Abu Kanu

Personal information
- Full name: Abu Kanu
- Date of birth: 31 March 1972 (age 53)
- Place of birth: Magburaka, Sierra Leone
- Position: Striker

Youth career
- Freetown United

Senior career*
- Years: Team / Apps / (Gls)
- 1993–1995: East End Lions
- 1995–1996: Spånga IS
- 1997: Penang FA
- 1997–1999: Slaven Belupo / 32 / (2)
- 2008–2009: Old Edwardians

International career
- 1990–1997: Sierra Leone / 15 / (8)

Managerial career
- FC Knokke (youth coach)
- Sierra Leone

= Abu Kanu (footballer, born 1972) =

Sierra Leonean footballer

Abu Kanu, commonly known as Gbanaloko, (born 31 March 1972 in Magburaka) is a retired Sierra Leonean football striker.
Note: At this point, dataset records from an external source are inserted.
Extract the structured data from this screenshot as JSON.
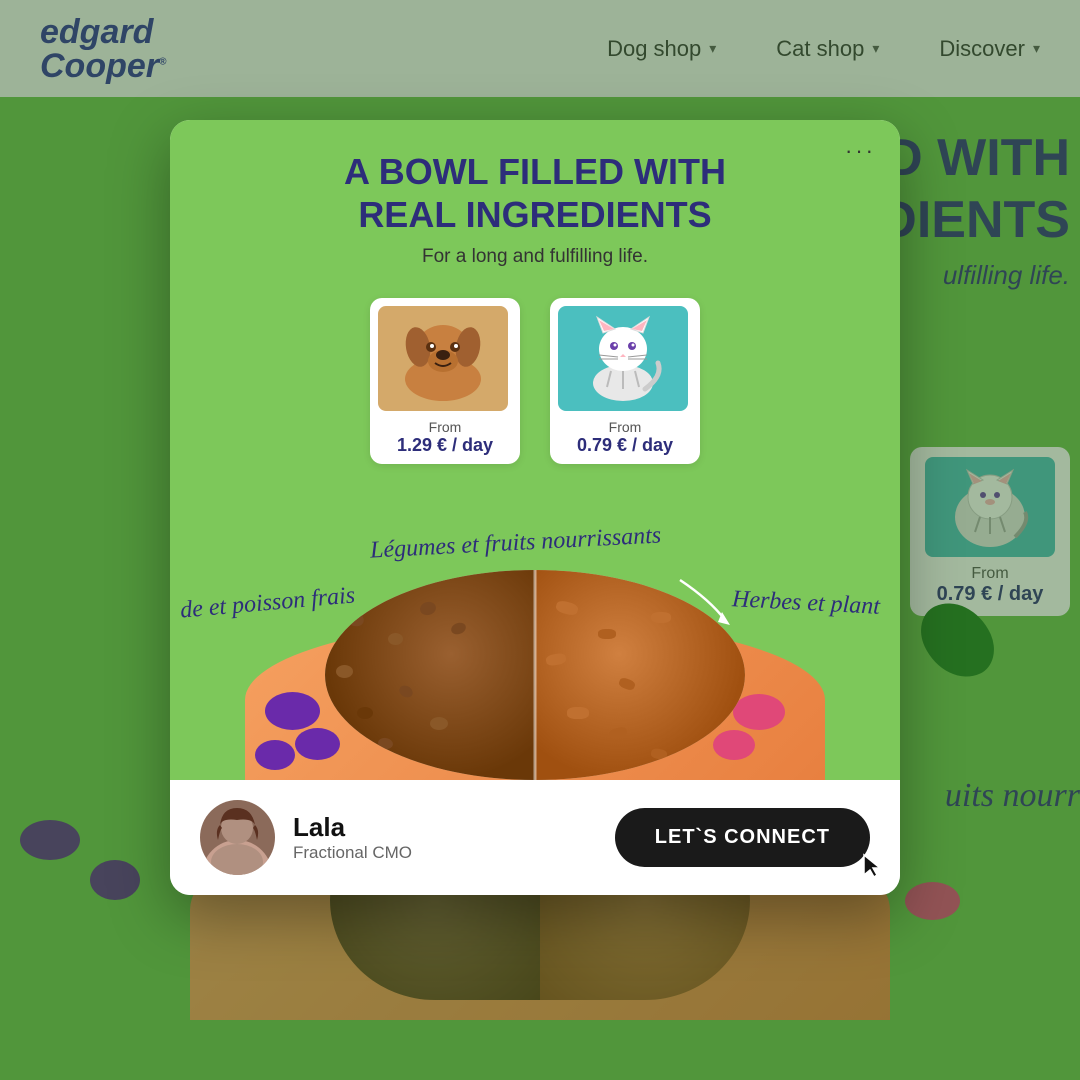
{
  "navbar": {
    "logo_line1": "edgard",
    "logo_line2": "Cooper",
    "nav_items": [
      {
        "label": "Dog shop",
        "id": "dog-shop"
      },
      {
        "label": "Cat shop",
        "id": "cat-shop"
      },
      {
        "label": "Discover",
        "id": "discover"
      }
    ]
  },
  "background": {
    "heading_line1": "A BOWL FILLED WITH",
    "heading_line2": "REAL INGREDIENTS",
    "subtitle": "For a long and fulfilling life.",
    "bg_partial_text1": "LED WITH",
    "bg_partial_text2": "EDIENTS",
    "bg_partial_sub": "ulfilling life.",
    "bg_cat_from": "From",
    "bg_cat_price": "0.79 € / day",
    "bg_handwritten1": "uits nourr",
    "bg_handwritten_left": "de et poisson frais",
    "bg_handwritten_center": "Légumes et fruits nourrissants",
    "bg_handwritten_right": "Herbes et plant"
  },
  "modal": {
    "dots_label": "···",
    "title_line1": "A BOWL FILLED WITH",
    "title_line2": "REAL INGREDIENTS",
    "subtitle": "For a long and fulfilling life.",
    "dog_card": {
      "from_label": "From",
      "price": "1.29 € / day"
    },
    "cat_card": {
      "from_label": "From",
      "price": "0.79 € / day"
    },
    "handwritten_left": "de et poisson frais",
    "handwritten_center": "Légumes et fruits nourrissants",
    "handwritten_right": "Herbes et plant",
    "profile": {
      "name": "Lala",
      "title": "Fractional CMO"
    },
    "connect_button": "LET`S CONNECT"
  }
}
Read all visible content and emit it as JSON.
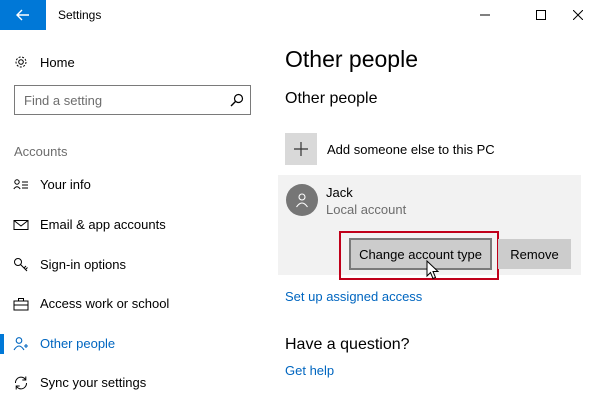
{
  "window": {
    "title": "Settings",
    "controls": [
      "minimize-icon",
      "maximize-icon",
      "close-icon"
    ]
  },
  "sidebar": {
    "home_label": "Home",
    "search_placeholder": "Find a setting",
    "section_header": "Accounts",
    "items": [
      {
        "label": "Your info",
        "icon": "person-card-icon",
        "active": false
      },
      {
        "label": "Email & app accounts",
        "icon": "envelope-icon",
        "active": false
      },
      {
        "label": "Sign-in options",
        "icon": "key-icon",
        "active": false
      },
      {
        "label": "Access work or school",
        "icon": "briefcase-icon",
        "active": false
      },
      {
        "label": "Other people",
        "icon": "people-icon",
        "active": true
      },
      {
        "label": "Sync your settings",
        "icon": "sync-icon",
        "active": false
      }
    ]
  },
  "main": {
    "page_title": "Other people",
    "section_title": "Other people",
    "add_label": "Add someone else to this PC",
    "user": {
      "name": "Jack",
      "type": "Local account"
    },
    "change_button": "Change account type",
    "remove_button": "Remove",
    "assigned_access_link": "Set up assigned access",
    "question_title": "Have a question?",
    "help_link": "Get help"
  },
  "colors": {
    "accent": "#0078d7",
    "link": "#0066c0",
    "highlight": "#c0001a",
    "panel": "#f2f2f2",
    "button": "#cccccc"
  }
}
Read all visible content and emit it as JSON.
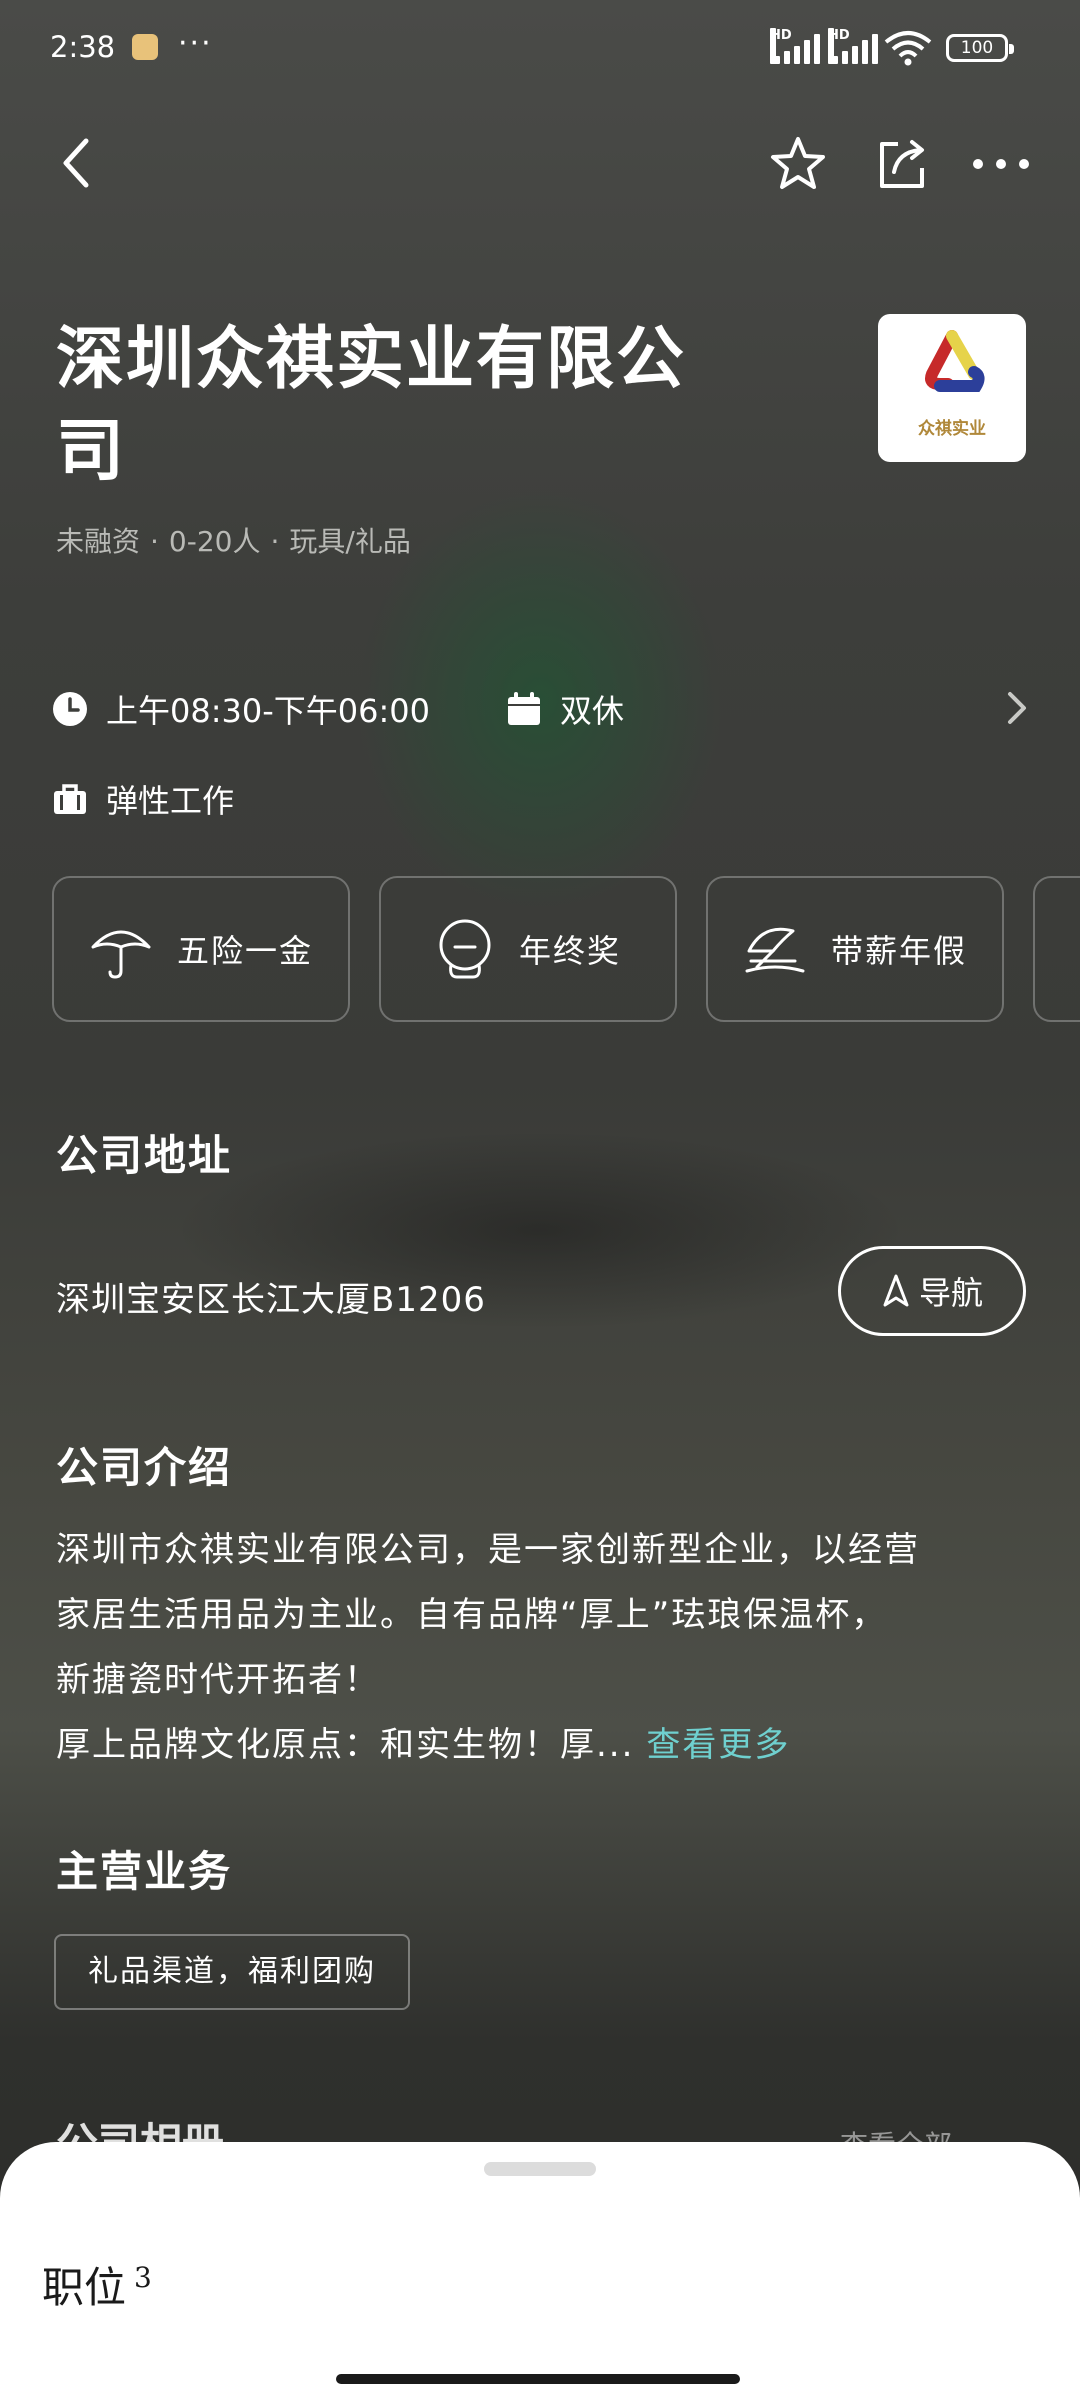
{
  "status_bar": {
    "time": "2:38",
    "overflow": "···",
    "signal_1_label": "HD",
    "signal_2_label": "HD",
    "battery": "100"
  },
  "header": {
    "back_icon": "chevron-left-icon",
    "favorite_icon": "star-icon",
    "share_icon": "share-icon",
    "more_icon": "more-horizontal-icon"
  },
  "company": {
    "name": "深圳众祺实业有限公司",
    "logo_text": "众祺实业",
    "funding": "未融资",
    "size": "0-20人",
    "industry": "玩具/礼品",
    "separator": "·"
  },
  "work": {
    "hours": "上午08:30-下午06:00",
    "rest": "双休",
    "flexible": "弹性工作"
  },
  "benefits": [
    {
      "label": "五险一金",
      "icon": "umbrella-icon"
    },
    {
      "label": "年终奖",
      "icon": "bonus-icon"
    },
    {
      "label": "带薪年假",
      "icon": "vacation-icon"
    }
  ],
  "address_section": {
    "title": "公司地址",
    "address": "深圳宝安区长江大厦B1206",
    "nav_label": "导航"
  },
  "intro_section": {
    "title": "公司介绍",
    "line1": "深圳市众祺实业有限公司，是一家创新型企业，以经营",
    "line2": "家居生活用品为主业。自有品牌“厚上”珐琅保温杯，",
    "line3": "新搪瓷时代开拓者！",
    "line4": "厚上品牌文化原点：和实生物！厚...",
    "more_label": "查看更多"
  },
  "business_section": {
    "title": "主营业务",
    "tag": "礼品渠道，福利团购"
  },
  "album_section": {
    "title": "公司相册",
    "more_label": "查看全部"
  },
  "bottom_sheet": {
    "title": "职位",
    "count": "3"
  }
}
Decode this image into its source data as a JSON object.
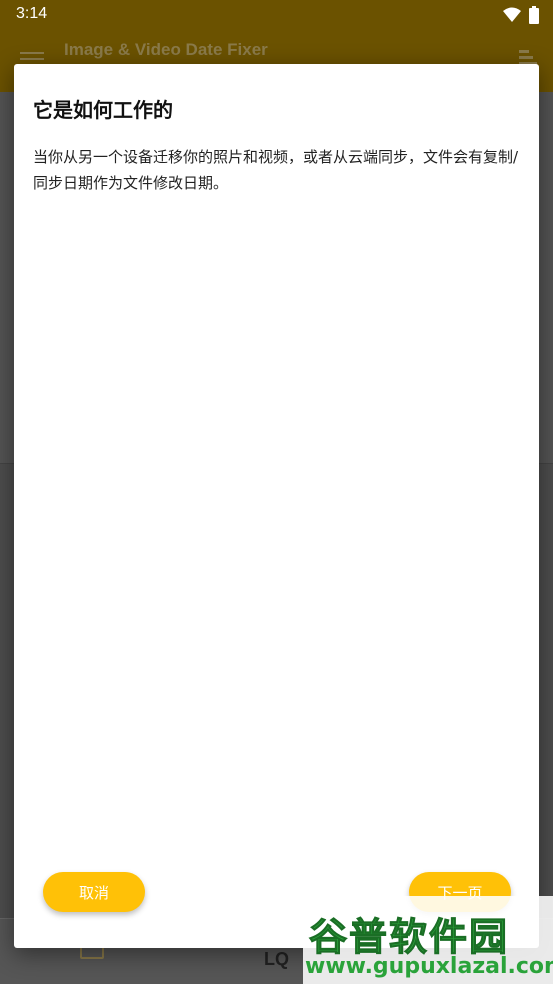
{
  "status_bar": {
    "time": "3:14"
  },
  "app_bar": {
    "title": "Image & Video Date Fixer"
  },
  "dialog": {
    "title": "它是如何工作的",
    "body": "当你从另一个设备迁移你的照片和视频，或者从云端同步，文件会有复制/同步日期作为文件修改日期。",
    "cancel_label": "取消",
    "next_label": "下一页"
  },
  "bottom_nav": {
    "item2_label": "LQ"
  },
  "watermark": {
    "logo_text": "谷普软件园",
    "url_text": "www.gupuxlazal.com"
  },
  "colors": {
    "accent": "#ffc107",
    "app_bar": "#6b5200",
    "scrim": "#4d4d4d"
  }
}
Kanu was a member of the Leone Stars squad that participated in the 1994 African Nations Cup in Tunisia. He is the second highest all-time goal scorer for the Sierra Leone national football team with 15 goals, an during his playing days with Sierra Leone, Kanu was most prolific scorer in the team.

Kanu had a spell with NK Slaven Belupo in the Prva HNL.